With 278 stores in the UK and 28 in Ireland, the company has appointed joint administrators, Will Wright and Chris Pole from Interpath. This move follows Claire’s filing for bankruptcy in the US for the second time, causing concern for its extensive global presence of over 2,700 stores.

In 2018, Claire’s initially filed for bankruptcy due to loan repayment difficulties. Recent reports indicated the company was exploring options for the UK business, including a potential sale or restructuring. Despite interest from Hilco Capital, no deal materialized.

Following the 2018 bankruptcy, Claire’s has been under the control of former creditors like Elliott Management Corp and Monarch Alternative Capital LP. The company’s CEO, Chris Cramer, highlighted the decision as a strategic move to safeguard Claire’s long-term value.

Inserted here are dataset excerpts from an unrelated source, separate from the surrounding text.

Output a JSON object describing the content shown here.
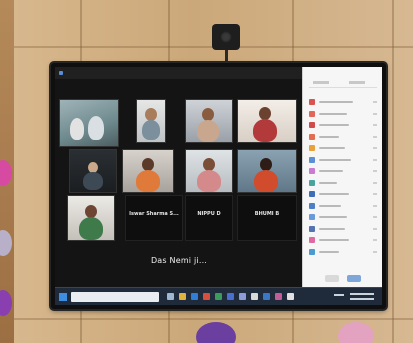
{
  "scene": {
    "meeting_window": {
      "participants": [
        {
          "name": "",
          "label": ""
        },
        {
          "name": "",
          "label": ""
        },
        {
          "name": "",
          "label": ""
        },
        {
          "name": "",
          "label": ""
        },
        {
          "name": "",
          "label": ""
        },
        {
          "name": "",
          "label": ""
        },
        {
          "name": "",
          "label": ""
        },
        {
          "name": "",
          "label": ""
        },
        {
          "name": "",
          "label": ""
        },
        {
          "name": "",
          "label": "Iswar Sharma S..."
        },
        {
          "name": "",
          "label": "NIPPU D"
        },
        {
          "name": "",
          "label": "BHUMI B"
        }
      ],
      "caption": "Das Nemi ji..."
    },
    "colors": {
      "wall": "#cba879",
      "screen_bg": "#141414",
      "sidebar_bg": "#f6f6f6",
      "taskbar": "#1f2b3a"
    }
  }
}
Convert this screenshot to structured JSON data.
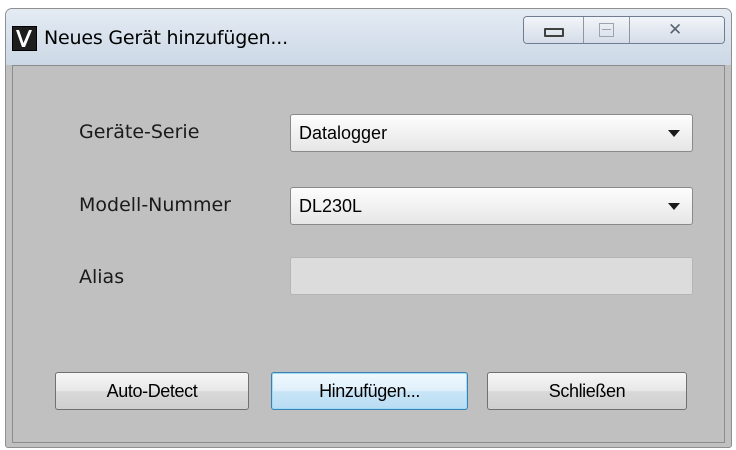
{
  "window": {
    "title": "Neues Gerät hinzufügen...",
    "icon": "app-v-logo-icon",
    "controls": {
      "minimize": "minimize-icon",
      "maximize": "maximize-icon",
      "close": "close-icon"
    }
  },
  "form": {
    "series_label": "Geräte-Serie",
    "series_value": "Datalogger",
    "model_label": "Modell-Nummer",
    "model_value": "DL230L",
    "alias_label": "Alias",
    "alias_value": ""
  },
  "buttons": {
    "auto_detect": "Auto-Detect",
    "add": "Hinzufügen...",
    "close": "Schließen"
  },
  "colors": {
    "client_background": "#c0c0c0",
    "default_button_border": "#3c7fb1"
  }
}
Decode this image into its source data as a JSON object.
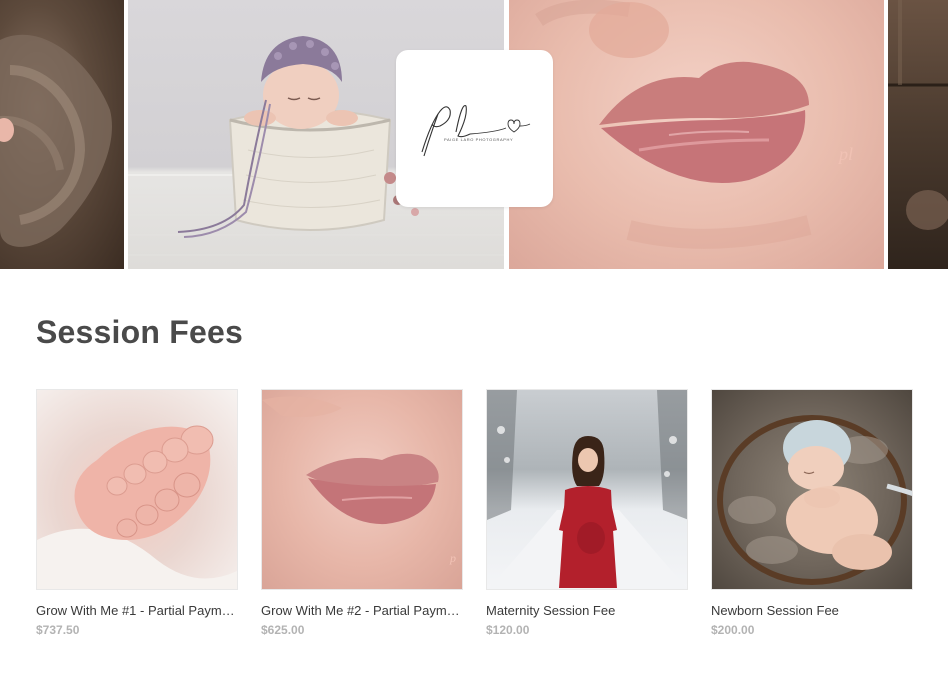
{
  "hero": {
    "logo": {
      "script_text": "pl",
      "tagline": "PAIGE LARO PHOTOGRAPHY"
    },
    "panels": [
      {
        "description_icon": "photo-blanket-icon"
      },
      {
        "description_icon": "photo-baby-basket-icon"
      },
      {
        "description_icon": "photo-baby-lips-icon"
      },
      {
        "description_icon": "photo-wood-icon"
      }
    ]
  },
  "section": {
    "title": "Session Fees"
  },
  "products": [
    {
      "name": "Grow With Me #1 - Partial Payme...",
      "price": "$737.50"
    },
    {
      "name": "Grow With Me #2 - Partial Payme...",
      "price": "$625.00"
    },
    {
      "name": "Maternity Session Fee",
      "price": "$120.00"
    },
    {
      "name": "Newborn Session Fee",
      "price": "$200.00"
    }
  ],
  "colors": {
    "heading": "#4a4a4a",
    "price": "#b3b3b3",
    "maternity_dress": "#b3202c"
  }
}
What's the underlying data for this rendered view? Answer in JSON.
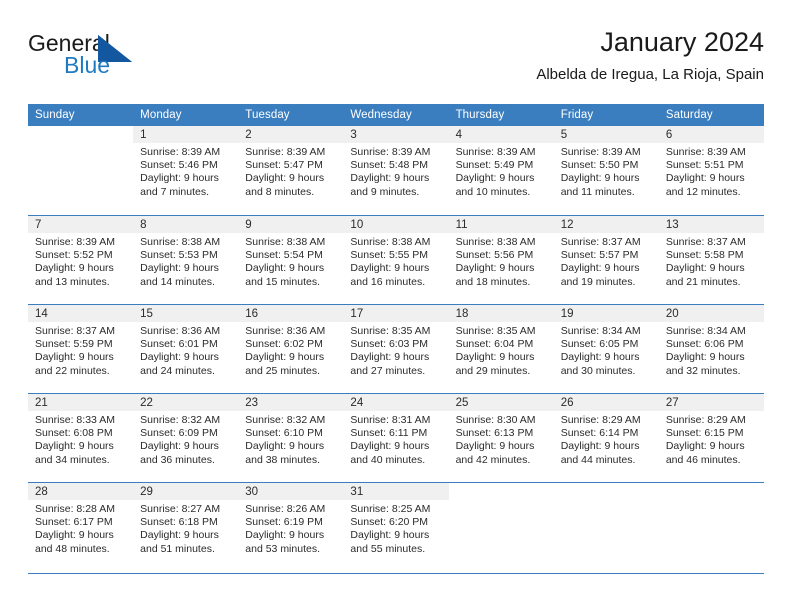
{
  "brand": {
    "word_one": "General",
    "word_two": "Blue",
    "triangle_icon": "blue-triangle-icon",
    "accent_color": "#1f7bc1"
  },
  "header": {
    "title": "January 2024",
    "subtitle": "Albelda de Iregua, La Rioja, Spain"
  },
  "theme": {
    "header_bg": "#3a7ebf",
    "daynum_band_bg": "#f0f0f0",
    "grid_line": "#3a7ebf",
    "text": "#2b2b2b"
  },
  "calendar": {
    "weekday_headers": [
      "Sunday",
      "Monday",
      "Tuesday",
      "Wednesday",
      "Thursday",
      "Friday",
      "Saturday"
    ],
    "weeks": [
      [
        {
          "day": "",
          "blank": true,
          "lines": []
        },
        {
          "day": "1",
          "lines": [
            "Sunrise: 8:39 AM",
            "Sunset: 5:46 PM",
            "Daylight: 9 hours",
            "and 7 minutes."
          ]
        },
        {
          "day": "2",
          "lines": [
            "Sunrise: 8:39 AM",
            "Sunset: 5:47 PM",
            "Daylight: 9 hours",
            "and 8 minutes."
          ]
        },
        {
          "day": "3",
          "lines": [
            "Sunrise: 8:39 AM",
            "Sunset: 5:48 PM",
            "Daylight: 9 hours",
            "and 9 minutes."
          ]
        },
        {
          "day": "4",
          "lines": [
            "Sunrise: 8:39 AM",
            "Sunset: 5:49 PM",
            "Daylight: 9 hours",
            "and 10 minutes."
          ]
        },
        {
          "day": "5",
          "lines": [
            "Sunrise: 8:39 AM",
            "Sunset: 5:50 PM",
            "Daylight: 9 hours",
            "and 11 minutes."
          ]
        },
        {
          "day": "6",
          "lines": [
            "Sunrise: 8:39 AM",
            "Sunset: 5:51 PM",
            "Daylight: 9 hours",
            "and 12 minutes."
          ]
        }
      ],
      [
        {
          "day": "7",
          "lines": [
            "Sunrise: 8:39 AM",
            "Sunset: 5:52 PM",
            "Daylight: 9 hours",
            "and 13 minutes."
          ]
        },
        {
          "day": "8",
          "lines": [
            "Sunrise: 8:38 AM",
            "Sunset: 5:53 PM",
            "Daylight: 9 hours",
            "and 14 minutes."
          ]
        },
        {
          "day": "9",
          "lines": [
            "Sunrise: 8:38 AM",
            "Sunset: 5:54 PM",
            "Daylight: 9 hours",
            "and 15 minutes."
          ]
        },
        {
          "day": "10",
          "lines": [
            "Sunrise: 8:38 AM",
            "Sunset: 5:55 PM",
            "Daylight: 9 hours",
            "and 16 minutes."
          ]
        },
        {
          "day": "11",
          "lines": [
            "Sunrise: 8:38 AM",
            "Sunset: 5:56 PM",
            "Daylight: 9 hours",
            "and 18 minutes."
          ]
        },
        {
          "day": "12",
          "lines": [
            "Sunrise: 8:37 AM",
            "Sunset: 5:57 PM",
            "Daylight: 9 hours",
            "and 19 minutes."
          ]
        },
        {
          "day": "13",
          "lines": [
            "Sunrise: 8:37 AM",
            "Sunset: 5:58 PM",
            "Daylight: 9 hours",
            "and 21 minutes."
          ]
        }
      ],
      [
        {
          "day": "14",
          "lines": [
            "Sunrise: 8:37 AM",
            "Sunset: 5:59 PM",
            "Daylight: 9 hours",
            "and 22 minutes."
          ]
        },
        {
          "day": "15",
          "lines": [
            "Sunrise: 8:36 AM",
            "Sunset: 6:01 PM",
            "Daylight: 9 hours",
            "and 24 minutes."
          ]
        },
        {
          "day": "16",
          "lines": [
            "Sunrise: 8:36 AM",
            "Sunset: 6:02 PM",
            "Daylight: 9 hours",
            "and 25 minutes."
          ]
        },
        {
          "day": "17",
          "lines": [
            "Sunrise: 8:35 AM",
            "Sunset: 6:03 PM",
            "Daylight: 9 hours",
            "and 27 minutes."
          ]
        },
        {
          "day": "18",
          "lines": [
            "Sunrise: 8:35 AM",
            "Sunset: 6:04 PM",
            "Daylight: 9 hours",
            "and 29 minutes."
          ]
        },
        {
          "day": "19",
          "lines": [
            "Sunrise: 8:34 AM",
            "Sunset: 6:05 PM",
            "Daylight: 9 hours",
            "and 30 minutes."
          ]
        },
        {
          "day": "20",
          "lines": [
            "Sunrise: 8:34 AM",
            "Sunset: 6:06 PM",
            "Daylight: 9 hours",
            "and 32 minutes."
          ]
        }
      ],
      [
        {
          "day": "21",
          "lines": [
            "Sunrise: 8:33 AM",
            "Sunset: 6:08 PM",
            "Daylight: 9 hours",
            "and 34 minutes."
          ]
        },
        {
          "day": "22",
          "lines": [
            "Sunrise: 8:32 AM",
            "Sunset: 6:09 PM",
            "Daylight: 9 hours",
            "and 36 minutes."
          ]
        },
        {
          "day": "23",
          "lines": [
            "Sunrise: 8:32 AM",
            "Sunset: 6:10 PM",
            "Daylight: 9 hours",
            "and 38 minutes."
          ]
        },
        {
          "day": "24",
          "lines": [
            "Sunrise: 8:31 AM",
            "Sunset: 6:11 PM",
            "Daylight: 9 hours",
            "and 40 minutes."
          ]
        },
        {
          "day": "25",
          "lines": [
            "Sunrise: 8:30 AM",
            "Sunset: 6:13 PM",
            "Daylight: 9 hours",
            "and 42 minutes."
          ]
        },
        {
          "day": "26",
          "lines": [
            "Sunrise: 8:29 AM",
            "Sunset: 6:14 PM",
            "Daylight: 9 hours",
            "and 44 minutes."
          ]
        },
        {
          "day": "27",
          "lines": [
            "Sunrise: 8:29 AM",
            "Sunset: 6:15 PM",
            "Daylight: 9 hours",
            "and 46 minutes."
          ]
        }
      ],
      [
        {
          "day": "28",
          "lines": [
            "Sunrise: 8:28 AM",
            "Sunset: 6:17 PM",
            "Daylight: 9 hours",
            "and 48 minutes."
          ]
        },
        {
          "day": "29",
          "lines": [
            "Sunrise: 8:27 AM",
            "Sunset: 6:18 PM",
            "Daylight: 9 hours",
            "and 51 minutes."
          ]
        },
        {
          "day": "30",
          "lines": [
            "Sunrise: 8:26 AM",
            "Sunset: 6:19 PM",
            "Daylight: 9 hours",
            "and 53 minutes."
          ]
        },
        {
          "day": "31",
          "lines": [
            "Sunrise: 8:25 AM",
            "Sunset: 6:20 PM",
            "Daylight: 9 hours",
            "and 55 minutes."
          ]
        },
        {
          "day": "",
          "blank": true,
          "lines": []
        },
        {
          "day": "",
          "blank": true,
          "lines": []
        },
        {
          "day": "",
          "blank": true,
          "lines": []
        }
      ]
    ]
  }
}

Will Wright of Interpath expressed commitment to keeping the stores operational while evaluating future prospects, including a possible sale. Financial records revealed significant liabilities in the US, with debts owed to numerous creditors. In the UK, Claire’s has faced financial challenges, accumulating losses and declining turnover due to changing consumer behavior and online competition.

Looking ahead, Claire’s faces a significant loan deadline in the coming year. The company acknowledges the evolving retail landscape and aims to navigate these challenges while preserving its brand legacy.